- Born: John Eastlack Moyer May 1, 1969 (age 55) Camden, New Jersey
- Occupation(s): comedian, writer, director, actor

= John Moyer (comedian) =

American comedian and film director

John Moyer (born May 1, 1969 in Camden, New Jersey) is an American stand-up comedian, screenwriter, actor and film producer. Moyer co-wrote the screenplays for The Singles Ward, The R.M., and The Home Teachers. He also wrote, produced, directed, and acted in Mobsters and Mormons.

==Screenwriting==
- The Singles Ward (2002)
- The R.M. (2003)
- The Home Teachers (2004)
- Mobsters and Mormons (2005)
- Single Second Ward (2007)
- Disjointed Custody (2012)

==Acting==
- The R.M. - Would-be Home Teacher (2003)
- The Home Teachers - President Mason (2004)
- Mobsters and Mormons - Agent Tuttle (2005)

==Directing==
- Mobsters and Mormons

==Career==
In 1991, while attending Brigham Young University to study Theater and Film, John Moyer first attempted stand-up comedy when he went to an open mic night at comedy club in Provo, Utah and decided to get on stage. After graduating from college in 1994, Moyer began to pursue a career as a stand-up comedian. Speaking of the experience, Moyer said in an interview:

Of course, all my friends got their degrees and there were job placement programs and they were going and working for MIT or whatever else it was, making US$100,000 a year. I was living out of my car doing comedy. But I quickly discovered I had no other marketable skills.

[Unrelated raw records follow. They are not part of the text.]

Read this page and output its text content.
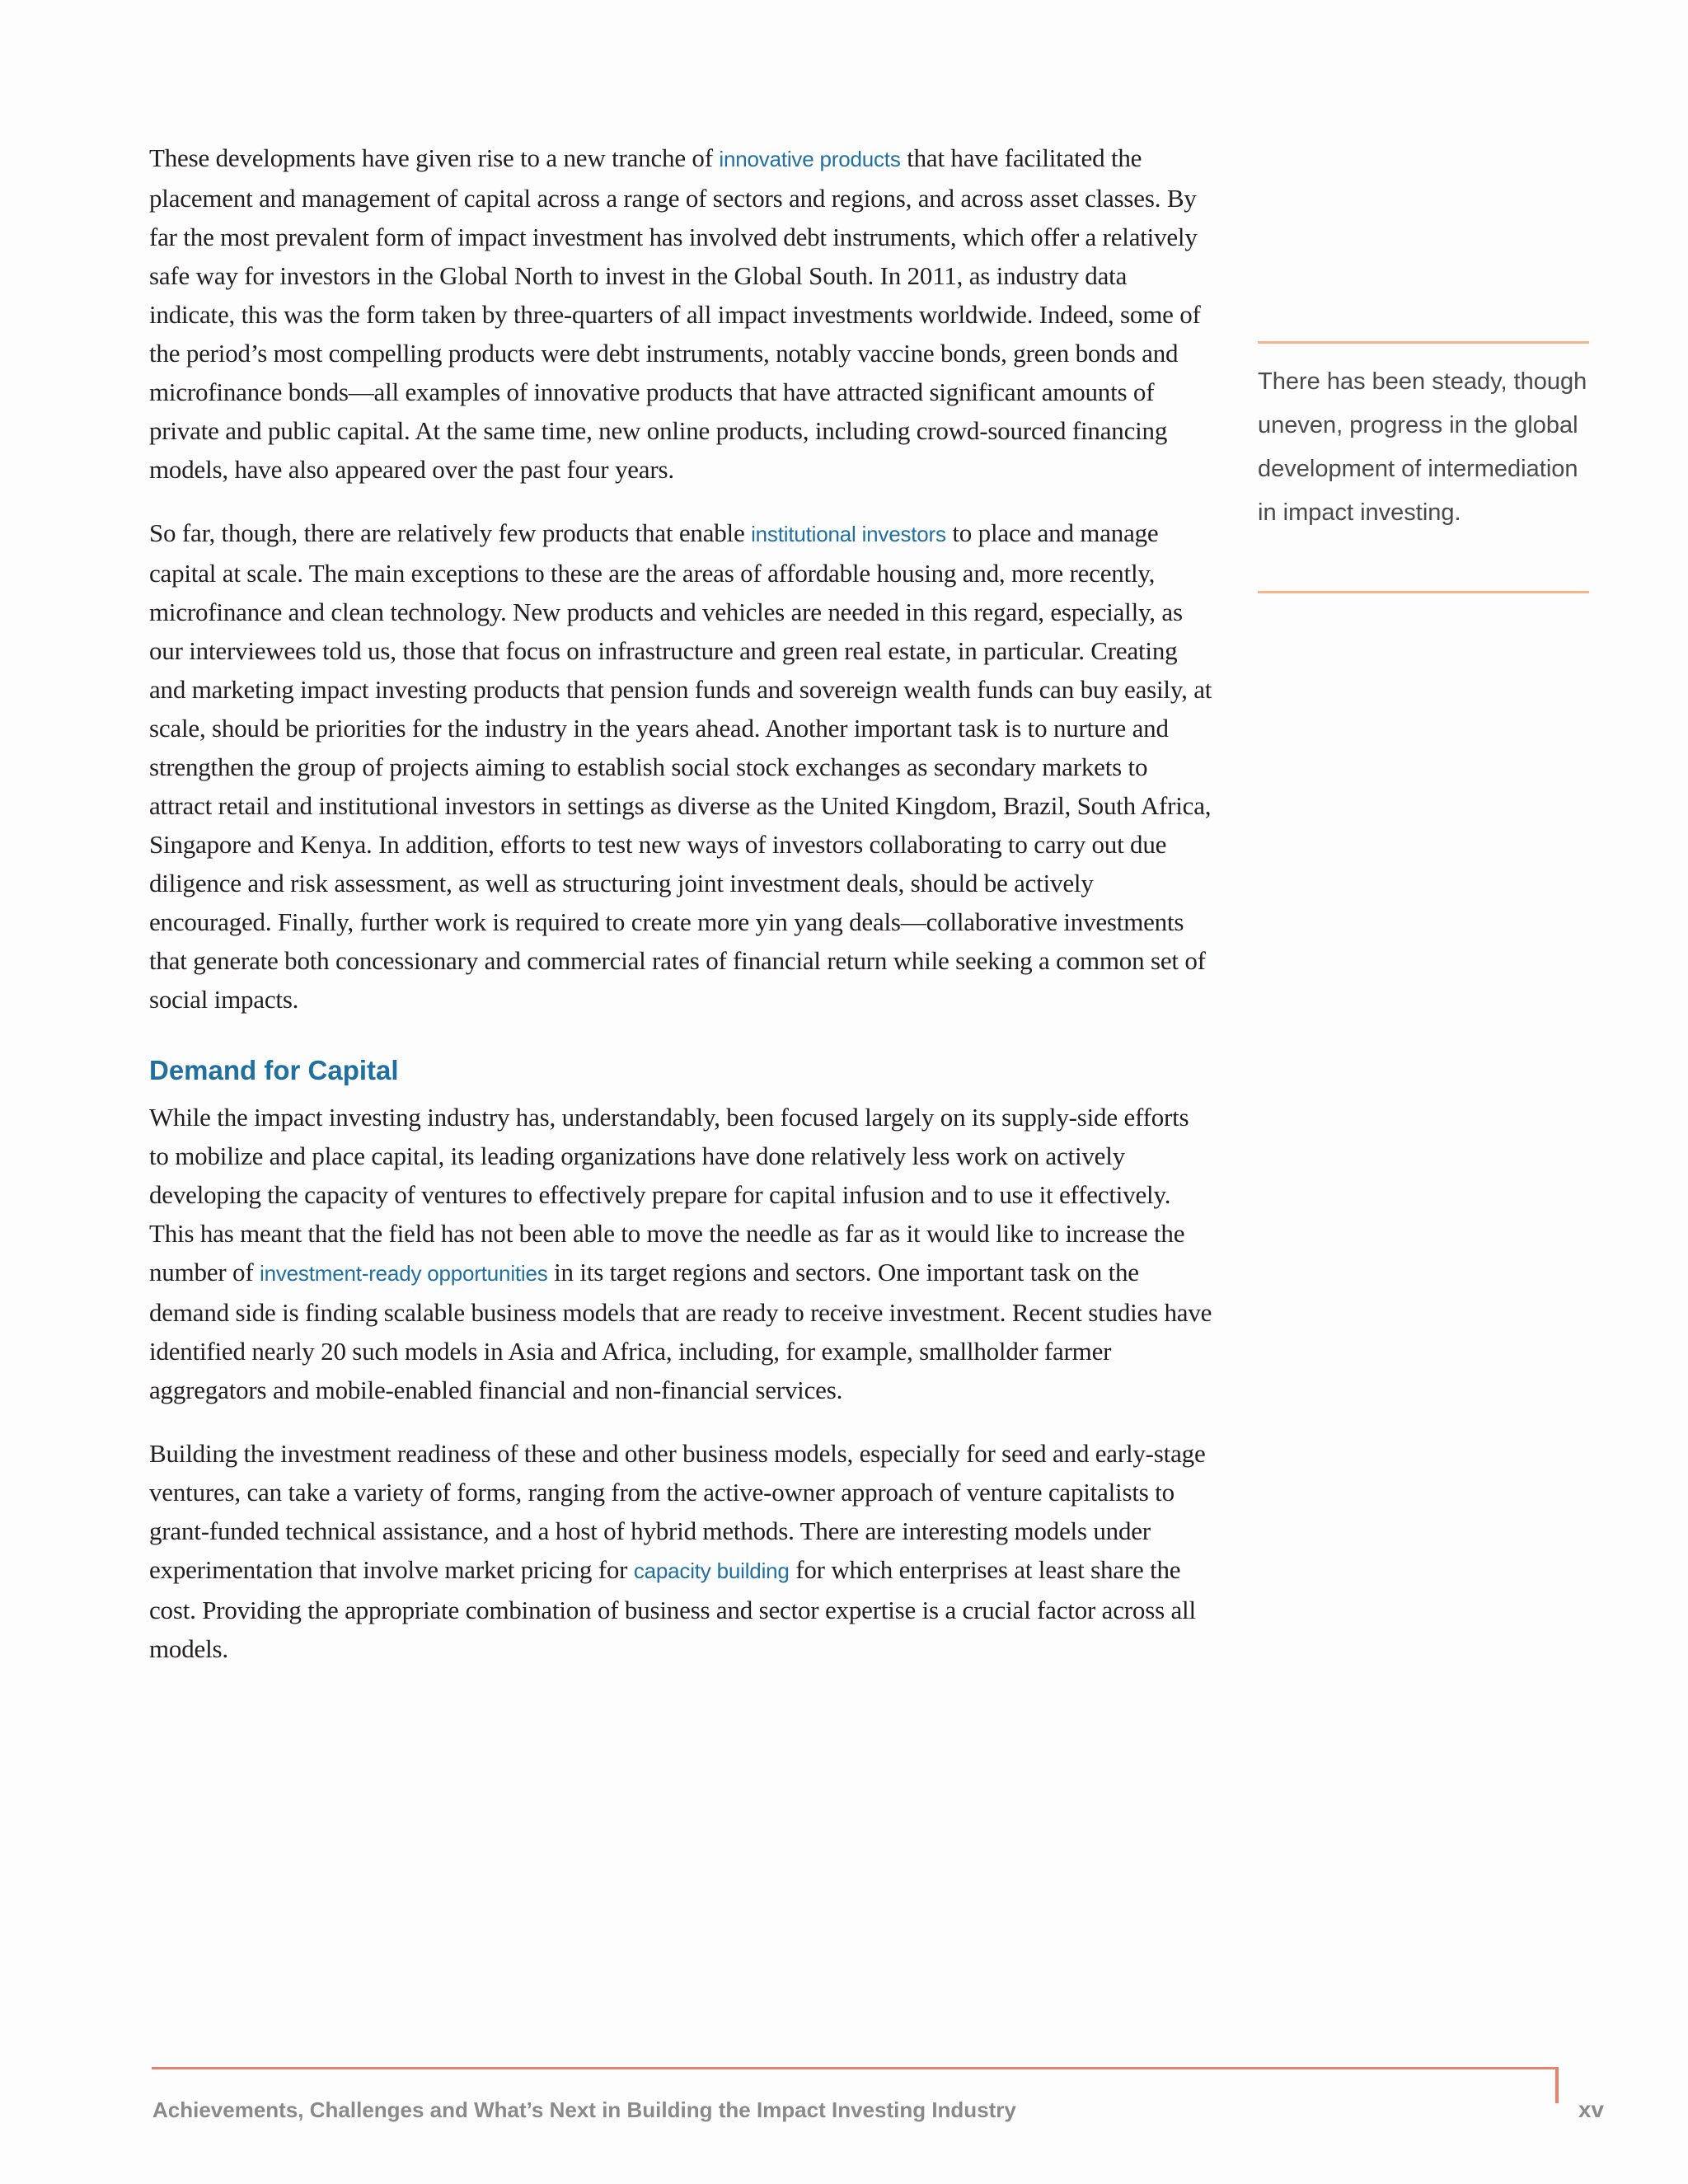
These developments have given rise to a new tranche of innovative products that have facilitated the placement and management of capital across a range of sectors and regions, and across asset classes. By far the most prevalent form of impact investment has involved debt instruments, which offer a relatively safe way for investors in the Global North to invest in the Global South. In 2011, as industry data indicate, this was the form taken by three-quarters of all impact investments worldwide. Indeed, some of the period’s most compelling products were debt instruments, notably vaccine bonds, green bonds and microfinance bonds—all examples of innovative products that have attracted significant amounts of private and public capital. At the same time, new online products, including crowd-sourced financing models, have also appeared over the past four years.

So far, though, there are relatively few products that enable institutional investors to place and manage capital at scale. The main exceptions to these are the areas of affordable housing and, more recently, microfinance and clean technology. New products and vehicles are needed in this regard, especially, as our interviewees told us, those that focus on infrastructure and green real estate, in particular. Creating and marketing impact investing products that pension funds and sovereign wealth funds can buy easily, at scale, should be priorities for the industry in the years ahead. Another important task is to nurture and strengthen the group of projects aiming to establish social stock exchanges as secondary markets to attract retail and institutional investors in settings as diverse as the United Kingdom, Brazil, South Africa, Singapore and Kenya. In addition, efforts to test new ways of investors collaborating to carry out due diligence and risk assessment, as well as structuring joint investment deals, should be actively encouraged. Finally, further work is required to create more yin yang deals—collaborative investments that generate both concessionary and commercial rates of financial return while seeking a common set of social impacts.

Demand for Capital

While the impact investing industry has, understandably, been focused largely on its supply-side efforts to mobilize and place capital, its leading organizations have done relatively less work on actively developing the capacity of ventures to effectively prepare for capital infusion and to use it effectively. This has meant that the field has not been able to move the needle as far as it would like to increase the number of investment-ready opportunities in its target regions and sectors. One important task on the demand side is finding scalable business models that are ready to receive investment. Recent studies have identified nearly 20 such models in Asia and Africa, including, for example, smallholder farmer aggregators and mobile-enabled financial and non-financial services.

Building the investment readiness of these and other business models, especially for seed and early-stage ventures, can take a variety of forms, ranging from the active-owner approach of venture capitalists to grant-funded technical assistance, and a host of hybrid methods. There are interesting models under experimentation that involve market pricing for capacity building for which enterprises at least share the cost. Providing the appropriate combination of business and sector expertise is a crucial factor across all models.

There has been steady, though uneven, progress in the global development of intermediation in impact investing.

Achievements, Challenges and What’s Next in Building the Impact Investing Industry	xv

Years later, after experiencing his first divorce, Moyer wrote a screenplay based on his own life experiences of being a divorced Mormon trying to make it as a stand-up comedian. He named the script The Singles Ward.

I graduated and I was doing comedy and I went through kind of a very painful divorce. I wrote it strictly for myself. Never thought it would see the light of day. Threw it on the shelf. It was just kind of a catharsis for me, a venting experience."

Eventually, Moyer showed the script to Kurt Hale, grandson of Ruth Hale (founder of the Hale Center Theater, a popular Utah Valley community theater). Hale and partner Dave Hunter decided to make the script into low-budget comedy aimed at members of the LDS Church. Hale re-wrote the script and directed the movie. Eventually, Hale and Hunter founded a company called Halestorm Entertainment to distribute the movie in 2002. Although panned by critics, The Singles Ward was a popular novelty for Mormon audiences, grossing $1,250,798 at theaters in Utah and other areas with heavy Mormon populations.

Upon the financial success of The Singles Ward, Hale quickly got to work on his second LDS comedy movie, The R.M. Once again, Hale directed from a script co-written by Hale and Moyer, and Hale cast many of the same actors from his first movie. The R.M. was released by Halestorm Entertainment in 2003. Although the box office returns were almost as strong as The Singles Ward ($1,111,615), audience feedback was not as favorable.

In 2003, Halestorm Entertainment released The Home Teachers, the third LDS comedy by Kurt Hale. Like before, the movie was from a script co-written by Hale and Moyer. The Home Teachers was a critical and box office disappointment. Critics lambasted its use of slapstick humor and criticized what they perceived as a heavy-handed plot. The film also suffered from direct comparisons to Tommy Boy, a popular 1995 film starring Chris Farley, and David Spade, and Planes, Trains & Automobiles, a 1987 film directed by John Hughes. Many critics felt that The Home Teachers borrowed too much from these films, a concern one professional critic referred to as "verging on comedic plagiarism". The movie grossed $203,917 during its theatrical run, less than 17% the gross of The Singles Ward.

After The Home Teachers, Moyer departed from Hale and to make his own LDS movie, Mobsters and Mormons. Halestorm Entertainment released Mobsters and Mormons in 2005. The movie grossed $409,604 in total box office revenues, approximately 33% the gross of The Singles Ward.

Moyer has not directed another feature film.

In 2007, Halestorm Entertainment released The Singles 2nd Ward, a straight-to-DVD sequel to the 2002 movie, co-written by Hale and Moyer.

In 2011, Moyer produced The Real Life Singles Ward, a straight-to-DVD video documentary about LDS dating, produced on a budget of $3,100.

In 2012, Moyer wrote and acted in Disjointed Custody, a four-minute movie directed by Christian Serge that was posted on YouTube. Moyer wrote the short script based on observations made during his own divorces.

In the state of Utah, you’re required to actually take a parenting/divorce class. That’s actually where I got the inspiration. People do and say some really mean things that affect their kids and I wanted to make a commentary on that."

In 2012, John Moyer became a comedy hypnotist.

== Personal life ==
In 2016, Moyer married Rachelle Joseph, Mrs. Utah 2003 and 1st Runner Up Mrs. America 2003. Years earlier, in 1991, John married Tracie L. Collins in Pitman, New Jersey.